Trend regression analyses were used to identify the role of FFA levels in predicting diabetes development. All the subjects were categorized based on the 25th (397 μmol/L), 50th (510 μmol/L), and 75th (647 μmol/L) FFA level percentiles (Table 2). In addition to the crude model, model 1 (adjusted for age and sex) and model 2 (adjusted for various biochemical parameters) were also built. In the NAFLD group, the subjects with the highest quartile of FFA levels had higher risk ratios for IR, prediabetes, and T2DM (odds ratios, 9.24 [6.43 to 13.36], 10.48 [5.66 to 19.39], and 19.43 [12.75 to 29.81], respectively; all P<0.05), even after adjusting for various confounders. Furthermore, significant differences were observed in the tests for trends. Analysis of the NAFLD subgroup defined by MRI-PDFF presented similar results. In contrast, in the non-NAFLD group, although there was a higher risk ratio in the subjects with a higher FFA level quartile, none of the analyses indicated significant trends after adjusting for confounders. Characteristic comparison among FFA levels quartiles is shown in Supplementary Table 1.

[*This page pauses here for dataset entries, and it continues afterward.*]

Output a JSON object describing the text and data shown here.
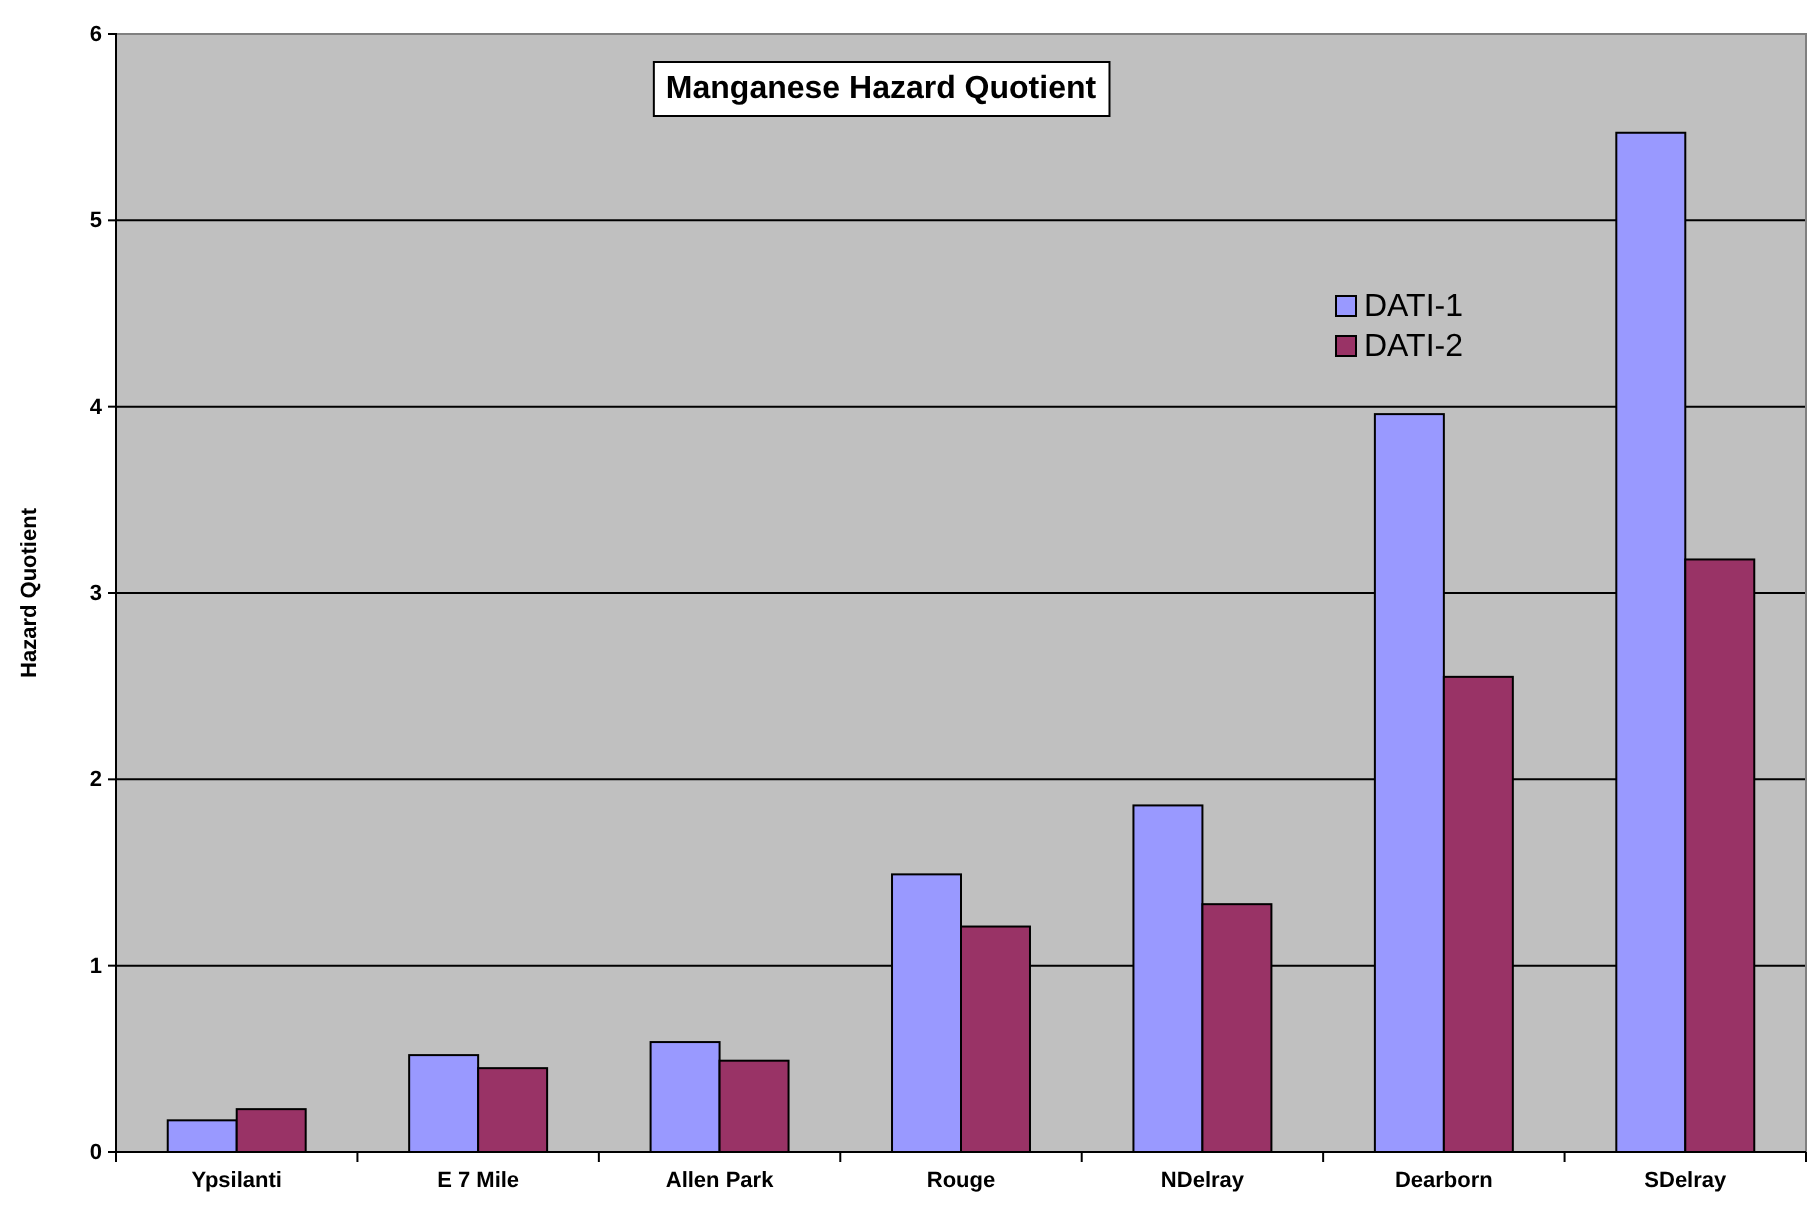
{
  "chart_data": {
    "type": "bar",
    "title": "Manganese Hazard Quotient",
    "ylabel": "Hazard Quotient",
    "categories": [
      "Ypsilanti",
      "E 7 Mile",
      "Allen Park",
      "Rouge",
      "NDelray",
      "Dearborn",
      "SDelray"
    ],
    "series": [
      {
        "name": "DATI-1",
        "color": "#9999ff",
        "values": [
          0.17,
          0.52,
          0.59,
          1.49,
          1.86,
          3.96,
          5.47
        ]
      },
      {
        "name": "DATI-2",
        "color": "#993366",
        "values": [
          0.23,
          0.45,
          0.49,
          1.21,
          1.33,
          2.55,
          3.18
        ]
      }
    ],
    "ylim": [
      0,
      6
    ],
    "yticks": [
      0,
      1,
      2,
      3,
      4,
      5,
      6
    ],
    "grid": "y",
    "legend": "top right"
  }
}
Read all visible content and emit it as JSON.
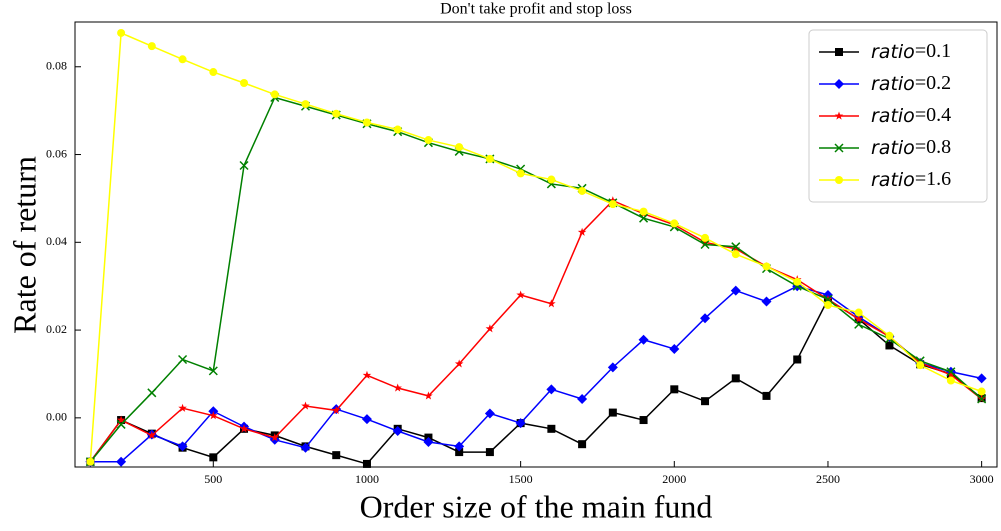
{
  "chart_data": {
    "type": "line",
    "title": "Don't take profit and stop loss",
    "xlabel": "Order size of the main fund",
    "ylabel": "Rate of return",
    "x": [
      100,
      200,
      300,
      400,
      500,
      600,
      700,
      800,
      900,
      1000,
      1100,
      1200,
      1300,
      1400,
      1500,
      1600,
      1700,
      1800,
      1900,
      2000,
      2100,
      2200,
      2300,
      2400,
      2500,
      2600,
      2700,
      2800,
      2900,
      3000
    ],
    "xlim": [
      50,
      3050
    ],
    "xticks": [
      500,
      1000,
      1500,
      2000,
      2500,
      3000
    ],
    "ylim": [
      -0.0112,
      0.0902
    ],
    "yticks": [
      {
        "value": 0,
        "label": "0.00"
      },
      {
        "value": 0.02,
        "label": "0.02"
      },
      {
        "value": 0.04,
        "label": "0.04"
      },
      {
        "value": 0.06,
        "label": "0.06"
      },
      {
        "value": 0.08,
        "label": "0.08"
      }
    ],
    "legend": "upper right",
    "series": [
      {
        "name": "ratio=0.1",
        "color": "#000000",
        "marker": "square",
        "values": [
          -0.01,
          -0.0005,
          -0.0036,
          -0.0068,
          -0.009,
          -0.0025,
          -0.004,
          -0.0065,
          -0.0085,
          -0.0105,
          -0.0025,
          -0.0045,
          -0.0078,
          -0.0078,
          -0.0012,
          -0.0025,
          -0.006,
          0.0012,
          -0.0005,
          0.0065,
          0.0038,
          0.009,
          0.005,
          0.0133,
          0.027,
          0.0225,
          0.0165,
          0.0122,
          0.01,
          0.0045
        ]
      },
      {
        "name": "ratio=0.2",
        "color": "#0000ff",
        "marker": "diamond",
        "values": [
          -0.01,
          -0.01,
          -0.0038,
          -0.0065,
          0.0015,
          -0.002,
          -0.005,
          -0.0068,
          0.002,
          -0.0003,
          -0.003,
          -0.0055,
          -0.0065,
          0.001,
          -0.0012,
          0.0065,
          0.0043,
          0.0115,
          0.0178,
          0.0157,
          0.0227,
          0.029,
          0.0265,
          0.03,
          0.028,
          0.023,
          0.0185,
          0.0125,
          0.0105,
          0.009
        ]
      },
      {
        "name": "ratio=0.4",
        "color": "#ff0000",
        "marker": "star",
        "values": [
          -0.01,
          -0.0005,
          -0.004,
          0.0022,
          0.0005,
          -0.0025,
          -0.0045,
          0.0027,
          0.0017,
          0.0097,
          0.0068,
          0.005,
          0.0123,
          0.0203,
          0.028,
          0.026,
          0.0423,
          0.0495,
          0.0465,
          0.044,
          0.04,
          0.0385,
          0.0345,
          0.0315,
          0.027,
          0.0225,
          0.0185,
          0.0125,
          0.0098,
          0.0043
        ]
      },
      {
        "name": "ratio=0.8",
        "color": "#008000",
        "marker": "x",
        "values": [
          -0.01,
          -0.0015,
          0.0057,
          0.0133,
          0.0107,
          0.0575,
          0.073,
          0.071,
          0.069,
          0.067,
          0.0652,
          0.0627,
          0.0607,
          0.059,
          0.0567,
          0.0533,
          0.0523,
          0.049,
          0.0455,
          0.0435,
          0.0395,
          0.039,
          0.034,
          0.03,
          0.027,
          0.0213,
          0.018,
          0.013,
          0.0105,
          0.0043
        ]
      },
      {
        "name": "ratio=1.6",
        "color": "#ffff00",
        "marker": "circle",
        "values": [
          -0.01,
          0.0877,
          0.0847,
          0.0817,
          0.0788,
          0.0763,
          0.0737,
          0.0715,
          0.0693,
          0.0673,
          0.0657,
          0.0633,
          0.0617,
          0.059,
          0.0557,
          0.0543,
          0.0517,
          0.0487,
          0.047,
          0.0443,
          0.041,
          0.0373,
          0.0345,
          0.031,
          0.0257,
          0.024,
          0.0187,
          0.012,
          0.0085,
          0.006
        ]
      }
    ]
  }
}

The independent risk factors for IR, prediabetes, and T2DM were identified via univariate and multivariate regression analysis (Supplementary Tables 2-4). For the purpose of evaluating the efficacy of FFA levels in predicting IR, prediabetes, and T2DM, ROC curves were drawn, as shown in Fig. 3. For predicting IR, prediabetes and T2DM, the areas under the curve (AUCs) for all of the independent risk factors combined, including FFA levels, were 0.82, 0.83, and 0.79 in non-NAFLD subjects, respectively (Fig. 3A, B, and C). While in NAFLD subjects, the AUCs for the combined independent risk factors were 0.71, 0.73, and 0.86, respectively (Fig. 3D, E, and F). For subgroup analysis in the NAFLD subgroup defined by MRI-PDFF, FFA levels were still an independent risk factor, although some other risk factors were identified. The AUCs for FFA levels and combined independent risk factors were similar to those for the total NAFLD group in predicting IR and T2DM. In predicting prediabetes, the AUC for the combined independent risk factors was lower than that of the total NAFLD group (Fig. 3G, H, and I). As shown in Table 3, the NAFLD subjects had lower cut-off values for FFA levels for predicting IR, prediabetes, and T2DM compared to the values for the non-NAFLD subjects, based on the ROC analysis (573 μmol/L vs. 815 μmol/L, 697 μmol/L vs. 938 μmol/L, and 715 μmol/L vs. 1,049 μmol/L, respectively). Additionally, cut-off values in the NAFLD subgroup defined by MRI-PDFF were found to be similar to those in the total NAFLD group and were still lower than those in the non-NAFLD group.